New generations often act not just like the same people thrust into new situations, but like new kinds of people with new attitudes and preferences. This has often intensified intergenerational conflicts; generations have argued not only about who should consume and control what, but also about which generational values should dominate.He posits that the rapid rate of societal change in the future in conjunction with longer lifespans will exacerbate intergenerational conflict. He goes on to suggest in the far, far future we will be inclined to employ artificial intelligence to run things so as to minimize problems. (Note 1: For most people this sounds like the ranting of an Internet crank, but this is Hanson's thing and he's well renowned for it. He's given a tremendous amount of thought to the far future and worked to build logical arguments based on plausible assumptions to reach his conclusions. Mostly you are right to ignore such rantings you happen across on the web but it's worth stifling your bs detector and get beyond dismissing this one out of hand.) (Note 2: It's interesting that he thinks we will yield to AI in the future, yet previously he seemed to suggest we don't have the socio-political capability to accept driverless cars.
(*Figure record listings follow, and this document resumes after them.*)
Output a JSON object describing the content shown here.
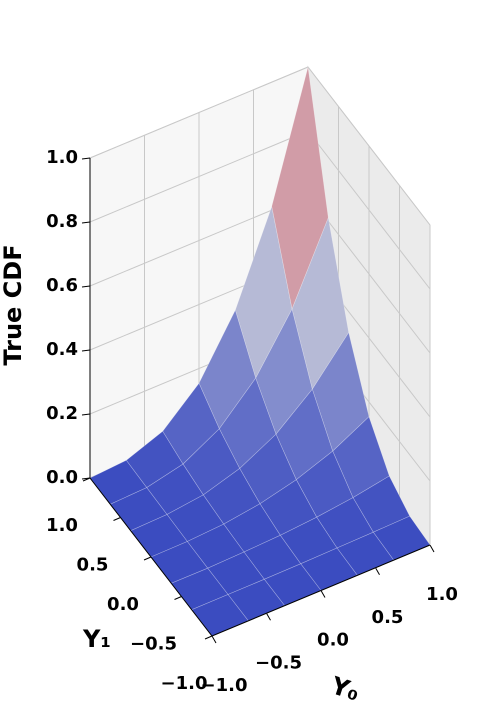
{
  "chart_data": {
    "type": "surface",
    "zlabel": "True CDF",
    "xlabel": "Y₀",
    "ylabel": "Y₁",
    "x": [
      -1,
      -0.6667,
      -0.3333,
      0,
      0.3333,
      0.6667,
      1
    ],
    "y": [
      -1,
      -0.6667,
      -0.3333,
      0,
      0.3333,
      0.6667,
      1
    ],
    "z": [
      [
        0,
        0,
        0,
        0,
        0,
        0,
        0
      ],
      [
        0,
        0,
        0,
        0.001,
        0.003,
        0.005,
        0.008
      ],
      [
        0,
        0,
        0.003,
        0.008,
        0.017,
        0.031,
        0.051
      ],
      [
        0,
        0.001,
        0.008,
        0.024,
        0.052,
        0.094,
        0.154
      ],
      [
        0,
        0.003,
        0.017,
        0.052,
        0.112,
        0.205,
        0.335
      ],
      [
        0,
        0.005,
        0.031,
        0.094,
        0.205,
        0.373,
        0.611
      ],
      [
        0,
        0.008,
        0.051,
        0.154,
        0.335,
        0.611,
        1
      ]
    ],
    "colormap": "coolwarm",
    "xlim": [
      -1,
      1
    ],
    "ylim": [
      -1,
      1
    ],
    "zlim": [
      0,
      1
    ],
    "xticks": [
      {
        "value": -1,
        "label": "−1.0"
      },
      {
        "value": -0.5,
        "label": "−0.5"
      },
      {
        "value": 0,
        "label": "0.0"
      },
      {
        "value": 0.5,
        "label": "0.5"
      },
      {
        "value": 1,
        "label": "1.0"
      }
    ],
    "yticks": [
      {
        "value": -1,
        "label": "−1.0"
      },
      {
        "value": -0.5,
        "label": "−0.5"
      },
      {
        "value": 0,
        "label": "0.0"
      },
      {
        "value": 0.5,
        "label": "0.5"
      },
      {
        "value": 1,
        "label": "1.0"
      }
    ],
    "zticks": [
      {
        "value": 0,
        "label": "0.0"
      },
      {
        "value": 0.2,
        "label": "0.2"
      },
      {
        "value": 0.4,
        "label": "0.4"
      },
      {
        "value": 0.6,
        "label": "0.6"
      },
      {
        "value": 0.8,
        "label": "0.8"
      },
      {
        "value": 1,
        "label": "1.0"
      }
    ],
    "grid": true
  }
}
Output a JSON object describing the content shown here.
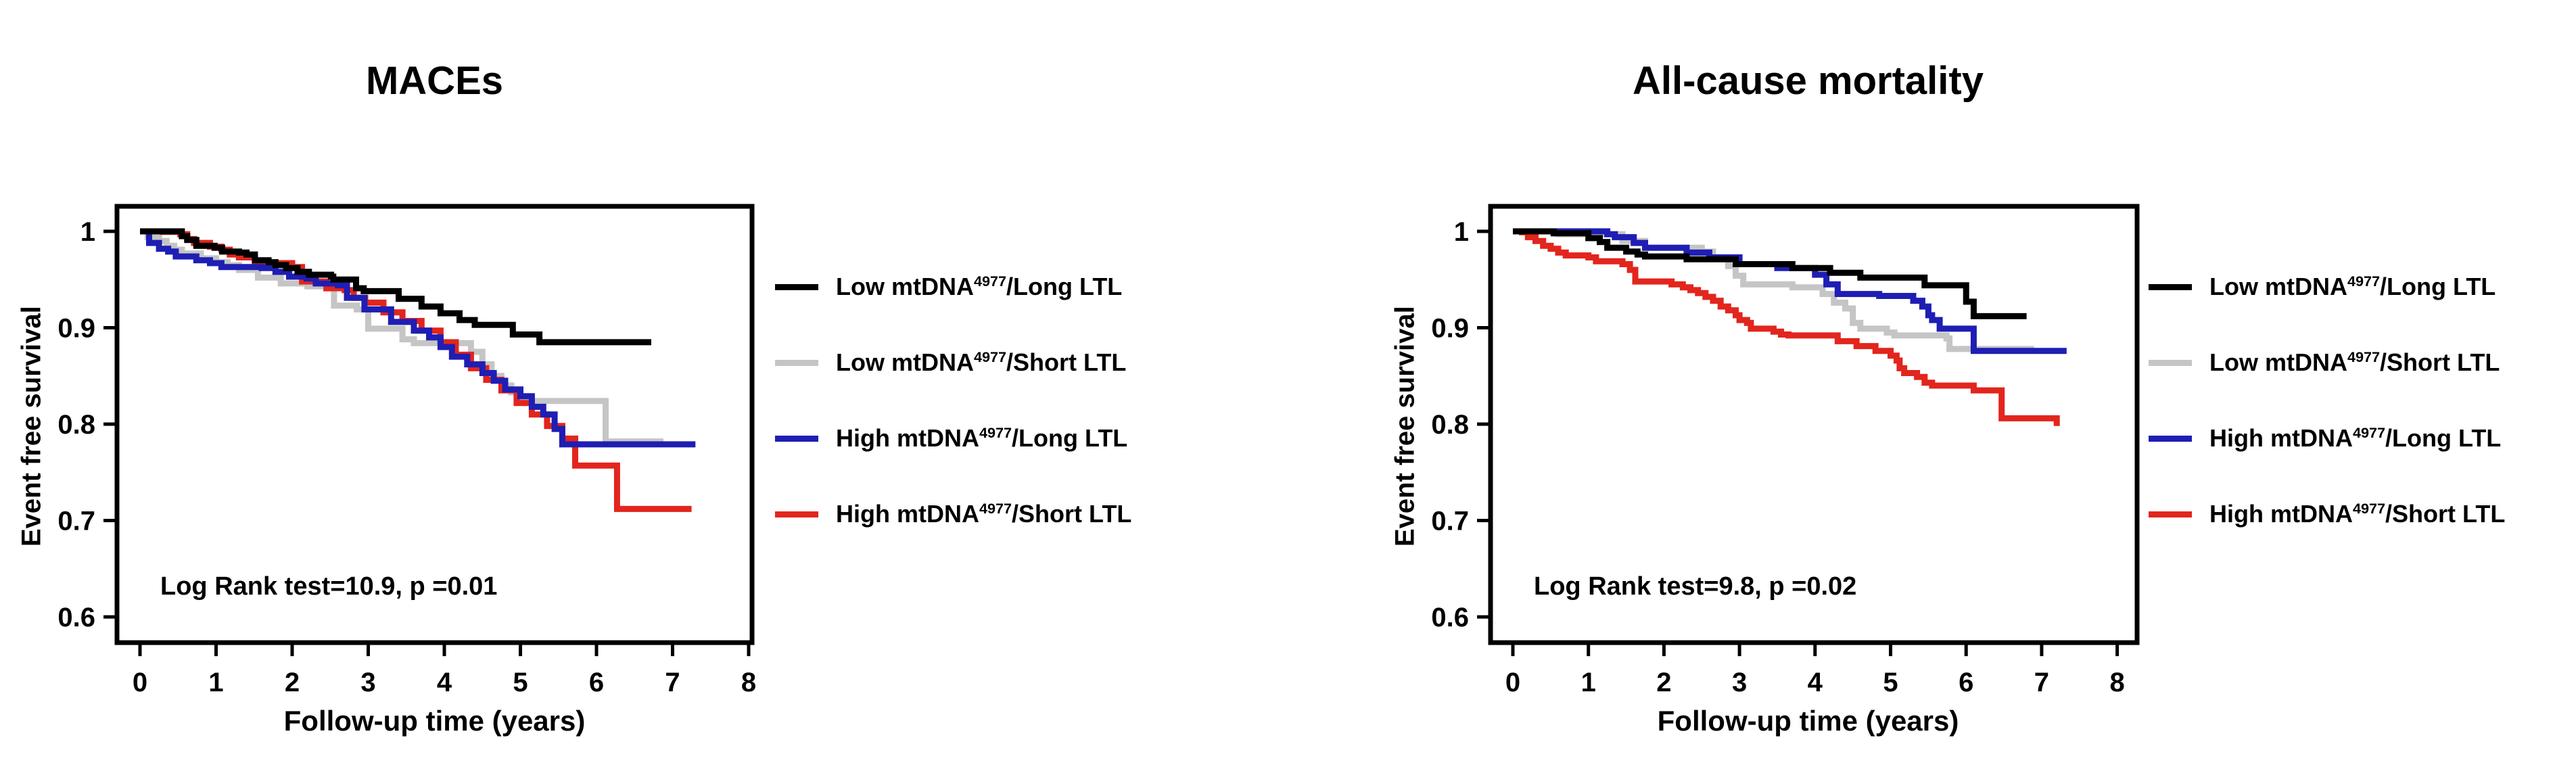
{
  "page": {
    "background": "#ffffff"
  },
  "colors": {
    "low_long": "#000000",
    "low_short": "#c5c5c5",
    "high_long": "#1e1eb4",
    "high_short": "#e2251d",
    "axis": "#000000"
  },
  "legend": {
    "items": [
      {
        "pre": "Low mtDNA",
        "sup": "4977",
        "post": "/Long LTL",
        "color": "#000000"
      },
      {
        "pre": "Low mtDNA",
        "sup": "4977",
        "post": "/Short LTL",
        "color": "#c5c5c5"
      },
      {
        "pre": "High mtDNA",
        "sup": "4977",
        "post": "/Long LTL",
        "color": "#1e1eb4"
      },
      {
        "pre": "High mtDNA",
        "sup": "4977",
        "post": "/Short LTL",
        "color": "#e2251d"
      }
    ]
  },
  "chart_data": [
    {
      "type": "line",
      "subtype": "kaplan-meier-step",
      "title": "MACEs",
      "xlabel": "Follow-up time (years)",
      "ylabel": "Event free survival",
      "annotation": "Log Rank test=10.9, p =0.01",
      "xlim": [
        0,
        8
      ],
      "ylim": [
        0.6,
        1.0
      ],
      "grid": false,
      "legend_position": "right",
      "xticks": [
        {
          "v": 0,
          "label": "0"
        },
        {
          "v": 1,
          "label": "1"
        },
        {
          "v": 2,
          "label": "2"
        },
        {
          "v": 3,
          "label": "3"
        },
        {
          "v": 4,
          "label": "4"
        },
        {
          "v": 5,
          "label": "5"
        },
        {
          "v": 6,
          "label": "6"
        },
        {
          "v": 7,
          "label": "7"
        },
        {
          "v": 8,
          "label": "8"
        }
      ],
      "yticks": [
        {
          "v": 1.0,
          "label": "1"
        },
        {
          "v": 0.9,
          "label": "0.9"
        },
        {
          "v": 0.8,
          "label": "0.8"
        },
        {
          "v": 0.7,
          "label": "0.7"
        },
        {
          "v": 0.6,
          "label": "0.6"
        }
      ],
      "series": [
        {
          "name": "Low mtDNA4977/Short LTL",
          "color": "#c5c5c5",
          "points": [
            [
              0,
              1
            ],
            [
              0.1,
              0.994
            ],
            [
              0.25,
              0.99
            ],
            [
              0.35,
              0.985
            ],
            [
              0.45,
              0.981
            ],
            [
              0.55,
              0.977
            ],
            [
              0.8,
              0.972
            ],
            [
              1.0,
              0.968
            ],
            [
              1.15,
              0.965
            ],
            [
              1.3,
              0.96
            ],
            [
              1.55,
              0.952
            ],
            [
              1.85,
              0.946
            ],
            [
              2.2,
              0.943
            ],
            [
              2.45,
              0.941
            ],
            [
              2.55,
              0.923
            ],
            [
              2.85,
              0.919
            ],
            [
              3.0,
              0.899
            ],
            [
              3.45,
              0.888
            ],
            [
              3.6,
              0.884
            ],
            [
              4.35,
              0.875
            ],
            [
              4.5,
              0.862
            ],
            [
              4.62,
              0.85
            ],
            [
              4.75,
              0.84
            ],
            [
              4.88,
              0.833
            ],
            [
              5.0,
              0.824
            ],
            [
              6.12,
              0.782
            ],
            [
              6.88,
              0.782
            ]
          ]
        },
        {
          "name": "High mtDNA4977/Short LTL",
          "color": "#e2251d",
          "points": [
            [
              0,
              1
            ],
            [
              0.3,
              0.9995
            ],
            [
              0.53,
              0.997
            ],
            [
              0.62,
              0.992
            ],
            [
              0.71,
              0.988
            ],
            [
              0.92,
              0.984
            ],
            [
              1.07,
              0.981
            ],
            [
              1.18,
              0.976
            ],
            [
              1.3,
              0.973
            ],
            [
              1.51,
              0.969
            ],
            [
              1.6,
              0.967
            ],
            [
              2.0,
              0.963
            ],
            [
              2.13,
              0.948
            ],
            [
              2.45,
              0.941
            ],
            [
              2.69,
              0.939
            ],
            [
              2.81,
              0.931
            ],
            [
              2.96,
              0.926
            ],
            [
              3.2,
              0.916
            ],
            [
              3.45,
              0.907
            ],
            [
              3.7,
              0.897
            ],
            [
              3.95,
              0.885
            ],
            [
              4.15,
              0.872
            ],
            [
              4.35,
              0.858
            ],
            [
              4.55,
              0.846
            ],
            [
              4.75,
              0.835
            ],
            [
              4.95,
              0.822
            ],
            [
              5.15,
              0.81
            ],
            [
              5.35,
              0.798
            ],
            [
              5.55,
              0.785
            ],
            [
              5.72,
              0.757
            ],
            [
              6.27,
              0.712
            ],
            [
              7.25,
              0.712
            ]
          ]
        },
        {
          "name": "High mtDNA4977/Long LTL",
          "color": "#1e1eb4",
          "points": [
            [
              0,
              1
            ],
            [
              0.12,
              0.988
            ],
            [
              0.25,
              0.982
            ],
            [
              0.37,
              0.979
            ],
            [
              0.47,
              0.974
            ],
            [
              0.74,
              0.97
            ],
            [
              0.92,
              0.967
            ],
            [
              1.07,
              0.963
            ],
            [
              1.6,
              0.962
            ],
            [
              1.78,
              0.958
            ],
            [
              1.96,
              0.953
            ],
            [
              2.19,
              0.951
            ],
            [
              2.31,
              0.946
            ],
            [
              2.6,
              0.944
            ],
            [
              2.72,
              0.931
            ],
            [
              2.95,
              0.919
            ],
            [
              3.3,
              0.906
            ],
            [
              3.6,
              0.897
            ],
            [
              3.8,
              0.89
            ],
            [
              3.95,
              0.88
            ],
            [
              4.1,
              0.87
            ],
            [
              4.3,
              0.862
            ],
            [
              4.5,
              0.853
            ],
            [
              4.65,
              0.845
            ],
            [
              4.8,
              0.836
            ],
            [
              5.0,
              0.829
            ],
            [
              5.15,
              0.818
            ],
            [
              5.3,
              0.81
            ],
            [
              5.45,
              0.795
            ],
            [
              5.55,
              0.779
            ],
            [
              7.3,
              0.779
            ]
          ]
        },
        {
          "name": "Low mtDNA4977/Long LTL",
          "color": "#000000",
          "points": [
            [
              0,
              1
            ],
            [
              0.26,
              1
            ],
            [
              0.55,
              0.995
            ],
            [
              0.62,
              0.991
            ],
            [
              0.74,
              0.985
            ],
            [
              0.98,
              0.983
            ],
            [
              1.08,
              0.979
            ],
            [
              1.3,
              0.978
            ],
            [
              1.4,
              0.976
            ],
            [
              1.51,
              0.97
            ],
            [
              1.69,
              0.968
            ],
            [
              1.78,
              0.965
            ],
            [
              1.92,
              0.962
            ],
            [
              2.07,
              0.958
            ],
            [
              2.22,
              0.955
            ],
            [
              2.51,
              0.953
            ],
            [
              2.54,
              0.95
            ],
            [
              2.84,
              0.941
            ],
            [
              2.94,
              0.938
            ],
            [
              3.4,
              0.93
            ],
            [
              3.7,
              0.922
            ],
            [
              3.95,
              0.915
            ],
            [
              4.2,
              0.908
            ],
            [
              4.4,
              0.903
            ],
            [
              4.9,
              0.893
            ],
            [
              5.25,
              0.885
            ],
            [
              6.72,
              0.885
            ]
          ]
        }
      ]
    },
    {
      "type": "line",
      "subtype": "kaplan-meier-step",
      "title": "All-cause mortality",
      "xlabel": "Follow-up time (years)",
      "ylabel": "Event free survival",
      "annotation": "Log Rank test=9.8, p =0.02",
      "xlim": [
        0,
        8
      ],
      "ylim": [
        0.6,
        1.0
      ],
      "grid": false,
      "legend_position": "right",
      "xticks": [
        {
          "v": 0,
          "label": "0"
        },
        {
          "v": 1,
          "label": "1"
        },
        {
          "v": 2,
          "label": "2"
        },
        {
          "v": 3,
          "label": "3"
        },
        {
          "v": 4,
          "label": "4"
        },
        {
          "v": 5,
          "label": "5"
        },
        {
          "v": 6,
          "label": "6"
        },
        {
          "v": 7,
          "label": "7"
        },
        {
          "v": 8,
          "label": "8"
        }
      ],
      "yticks": [
        {
          "v": 1.0,
          "label": "1"
        },
        {
          "v": 0.9,
          "label": "0.9"
        },
        {
          "v": 0.8,
          "label": "0.8"
        },
        {
          "v": 0.7,
          "label": "0.7"
        },
        {
          "v": 0.6,
          "label": "0.6"
        }
      ],
      "series": [
        {
          "name": "Low mtDNA4977/Short LTL",
          "color": "#c5c5c5",
          "points": [
            [
              0,
              1
            ],
            [
              0.6,
              0.997
            ],
            [
              1.45,
              0.99
            ],
            [
              1.75,
              0.983
            ],
            [
              2.5,
              0.979
            ],
            [
              2.65,
              0.973
            ],
            [
              2.85,
              0.964
            ],
            [
              2.95,
              0.954
            ],
            [
              3.05,
              0.945
            ],
            [
              3.7,
              0.942
            ],
            [
              4.1,
              0.935
            ],
            [
              4.25,
              0.926
            ],
            [
              4.4,
              0.92
            ],
            [
              4.5,
              0.905
            ],
            [
              4.6,
              0.899
            ],
            [
              4.95,
              0.895
            ],
            [
              5.05,
              0.892
            ],
            [
              5.74,
              0.889
            ],
            [
              5.78,
              0.878
            ],
            [
              6.86,
              0.877
            ]
          ]
        },
        {
          "name": "High mtDNA4977/Short LTL",
          "color": "#e2251d",
          "points": [
            [
              0,
              1
            ],
            [
              0.12,
              0.999
            ],
            [
              0.2,
              0.994
            ],
            [
              0.3,
              0.99
            ],
            [
              0.4,
              0.985
            ],
            [
              0.5,
              0.982
            ],
            [
              0.6,
              0.978
            ],
            [
              0.7,
              0.975
            ],
            [
              1.0,
              0.973
            ],
            [
              1.1,
              0.969
            ],
            [
              1.45,
              0.966
            ],
            [
              1.55,
              0.96
            ],
            [
              1.62,
              0.948
            ],
            [
              2.1,
              0.945
            ],
            [
              2.25,
              0.942
            ],
            [
              2.35,
              0.939
            ],
            [
              2.45,
              0.936
            ],
            [
              2.55,
              0.932
            ],
            [
              2.65,
              0.928
            ],
            [
              2.75,
              0.922
            ],
            [
              2.85,
              0.918
            ],
            [
              2.95,
              0.913
            ],
            [
              3.0,
              0.908
            ],
            [
              3.1,
              0.905
            ],
            [
              3.15,
              0.899
            ],
            [
              3.45,
              0.896
            ],
            [
              3.55,
              0.893
            ],
            [
              3.65,
              0.892
            ],
            [
              4.3,
              0.886
            ],
            [
              4.55,
              0.881
            ],
            [
              4.8,
              0.876
            ],
            [
              5.0,
              0.871
            ],
            [
              5.08,
              0.866
            ],
            [
              5.12,
              0.858
            ],
            [
              5.18,
              0.853
            ],
            [
              5.35,
              0.849
            ],
            [
              5.45,
              0.843
            ],
            [
              5.55,
              0.84
            ],
            [
              6.1,
              0.835
            ],
            [
              6.47,
              0.806
            ],
            [
              7.2,
              0.798
            ]
          ]
        },
        {
          "name": "High mtDNA4977/Long LTL",
          "color": "#1e1eb4",
          "points": [
            [
              0,
              1
            ],
            [
              1.25,
              0.997
            ],
            [
              1.35,
              0.994
            ],
            [
              1.6,
              0.988
            ],
            [
              1.75,
              0.983
            ],
            [
              2.3,
              0.978
            ],
            [
              2.6,
              0.973
            ],
            [
              3.0,
              0.966
            ],
            [
              3.5,
              0.962
            ],
            [
              4.0,
              0.955
            ],
            [
              4.15,
              0.945
            ],
            [
              4.3,
              0.935
            ],
            [
              4.85,
              0.933
            ],
            [
              5.3,
              0.928
            ],
            [
              5.42,
              0.922
            ],
            [
              5.5,
              0.913
            ],
            [
              5.55,
              0.908
            ],
            [
              5.65,
              0.899
            ],
            [
              6.1,
              0.876
            ],
            [
              7.33,
              0.876
            ]
          ]
        },
        {
          "name": "Low mtDNA4977/Long LTL",
          "color": "#000000",
          "points": [
            [
              0,
              1
            ],
            [
              0.54,
              0.998
            ],
            [
              1.0,
              0.993
            ],
            [
              1.15,
              0.989
            ],
            [
              1.25,
              0.983
            ],
            [
              1.5,
              0.979
            ],
            [
              1.65,
              0.976
            ],
            [
              1.75,
              0.974
            ],
            [
              2.3,
              0.971
            ],
            [
              2.95,
              0.966
            ],
            [
              3.7,
              0.962
            ],
            [
              4.2,
              0.957
            ],
            [
              4.6,
              0.952
            ],
            [
              5.45,
              0.944
            ],
            [
              6.0,
              0.927
            ],
            [
              6.1,
              0.912
            ],
            [
              6.8,
              0.912
            ]
          ]
        }
      ]
    }
  ]
}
Hmmm.)
My issues with this post are not the Artificial Intelligence argument, to which I have nothing to add, but the assumption the rapid change and extended lifespans necessarily lead to greater generational conflict. I'm not so sure. None of these counter arguments I'm about to give have any objective analysis behind them, or are anything much more valuable than anecdote, but I offer them anyway.
In my lifetime, lifespans have gotten longer and the rate of technological change has increased, but it seems to me generational differences have decreased or at least not increased. Or perhaps not increased so much as not been a huge source of conflict. No, I do not have any hard data on this (does such exist?), beyond a survey from Pew Research and this chart of the trend in party identification (for whatever that's worth), but I think you'd be hard pressed to find anything more compelling to suggest the opposite.
Now, Robin's timeframe is much longer than one lifetime. I would be very interested in historical data and theories on the correlations and causation of generation value shifts (if such data exists). And, of course, my view is US centric. It could be that our current time and place is insulated by relative affluence: "I don't care what the old folks do as long as I have XBox." Perhaps intergenerational value conflicts become more pronounced in times of need?
Despite that, I would argue that unless there is some drastic change, cross-cultural value conflicts will utterly swamp cross-generational ones at any given level of wealth, and act as a binding force for people of all ages within a single culture despite their generational differences. The enemy of my enemy, and so forth.